On August 19, 2020, the Department of Health and Human Services (HHS) announced that it had amended the March 17, 2020 Declaration Under the Public Readiness and Emergency Preparedness Act (PREP Act) concerning the COVID-19 Public Health Emergency to increase accessibility of lifesaving childhood vaccines in order to control preventable outbreaks and diseases and mitigate additional strains on the healthcare system. The directive authorizes state-licensed pharmacists to administer, without a doctor’s prescription, vaccines to children ages 3 to 18, pursuant to certain conditions and restrictions.

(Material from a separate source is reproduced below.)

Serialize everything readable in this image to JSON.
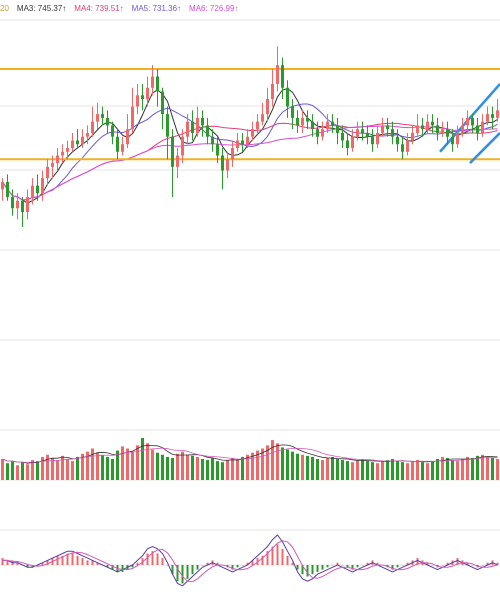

Twenty-eight states already allow pharmacists to administer vaccinations to children. On August 20th, HHS also announced it was expanding the PREP Act’s liability immunity provisions to protect pharmacists and pharmacy interns from liability for alleged harm arising from their administration of vaccines to children.

The amended Declaration can be reviewed here. The American Academy of Pediatrics published an announcement opposing the HHS action, calling it “incredibly misguided” and arguing that pediatricians are the best and safest administrators of childhood vaccinations.